By now, though—champagne permitting—his brain must have calibrated just what he has done. And the list is mightily impressive:
The first man to defeat the No1 and No2 seeds at a Grand Slam since 1993—and the first since then to score three consecutive victories over top 10 players;
The first player to beat Djokovic and Nadal in a Grand Slam, despite having a losing streak of 14 to Djokovic and 12 to Nadal—indeed he had never before won a set from Nadal;
- 36 Grand Slam appearances, nine unbroken years, to reach a final—only Goran Ivanisevic took longer or was older in claiming a first title;
- And he even made an impression on the Australian Open’s stats, with a chart-topping 81 aces and tournament leading 146 points off his opponents’ first serves.
- But there was one new and hugely significant number by Wawrinka’s name when he woke up today: a career-high ranking of No3.
To win a Slam, to be No3, both for me are a big surprise. But I think more to win a Slam. Because in the ranking you can be No3 without winning a Slam. But now it’s both happening, so it’s a big surprise. I saw Roger winning so many Grand Slams in the past, so now it’s my turn to win one. If you look the 10 past years, except del Potro, it’s only the top four guys who was winning all the Grand Slams.
His reference to friend and colleague Roger Federer was timely. Wawrinka came within a hair’s breadth of overtaking his illustrious compatriot last October, but now he is well and truly the higher ranked Swiss while his elder Olympic doubles partner has slipped to his lowest, No8, in more than 11 years.
Never has Wawrinka shown any resentment about the huge shadow that his friend has cast over his own achievements, and now too would talk only of Federer’s support in fulfilling his long-sought success:
Yeah, Roger is a good friend. He’s for me the best player ever. He’s been there since so many years. He was struggling a little bit last year, but except that, he’s an amazing player, amazing friend, because he always wants the best for me. He’s always texting me. Even when he lost, like in the US Open [last year], he was the first person to text me before the match or after the match.
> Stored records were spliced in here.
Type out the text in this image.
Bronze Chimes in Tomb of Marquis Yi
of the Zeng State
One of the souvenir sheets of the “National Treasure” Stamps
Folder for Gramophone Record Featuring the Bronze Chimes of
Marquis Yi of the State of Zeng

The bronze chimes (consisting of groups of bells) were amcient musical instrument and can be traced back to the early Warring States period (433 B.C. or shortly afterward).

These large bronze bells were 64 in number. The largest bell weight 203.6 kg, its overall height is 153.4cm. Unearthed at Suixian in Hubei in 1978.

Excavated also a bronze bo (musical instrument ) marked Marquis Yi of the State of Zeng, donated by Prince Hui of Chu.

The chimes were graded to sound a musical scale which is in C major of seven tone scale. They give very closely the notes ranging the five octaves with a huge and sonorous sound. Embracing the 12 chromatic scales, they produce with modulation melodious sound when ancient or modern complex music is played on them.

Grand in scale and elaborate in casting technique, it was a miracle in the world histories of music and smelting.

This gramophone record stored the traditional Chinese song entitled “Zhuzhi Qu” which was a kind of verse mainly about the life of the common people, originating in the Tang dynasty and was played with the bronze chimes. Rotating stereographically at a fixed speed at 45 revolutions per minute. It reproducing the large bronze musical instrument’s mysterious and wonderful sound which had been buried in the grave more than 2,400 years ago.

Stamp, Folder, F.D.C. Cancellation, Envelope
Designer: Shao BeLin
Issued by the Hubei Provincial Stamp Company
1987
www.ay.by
Yeah, I didn’t call so many persons, but my wife, my daughter, my sister, and Roger call me. I know that he’s really, really happy for me. He always wanted the best for me.
That was borne out by Federer’s assertion in Basel last autumn, where he, like Wawrinka, was still competing for a place at he World Tour finals:
I’ll be happy if Stan qualifies. If that meant I would miss it [WTF], I honestly don’t care: It means he was the better player for the year. I’m always happy for his results, to the degree that I’m almost happy if he beats me.
But talk of Federer and Swiss tennis invariably transitions into talk of Davis Cup, and Switzerland will face Serbia in a few days’ time. Federer will not be there but, as always, Wawrinka will be:
Yeah, for sure. Davis Cup is really important for me. I’m really proud. It’s a big honour to play for my country. So for sure I’m still thinking to go there. I don’t know how I’m going to get there exactly, if I’m still going to be alive after tonight, but I’m going to go there.
And that is Stan the Man to a tee. Throw him a challenge and he’ll keep trying to rise to it with the minimum of fuss and bravado. He has tried, failed, tried and failed again. It did not matter—as the message proclaims on his arm. This time, he did not fail, and friends, family and his growing army of fans could not be more pleased.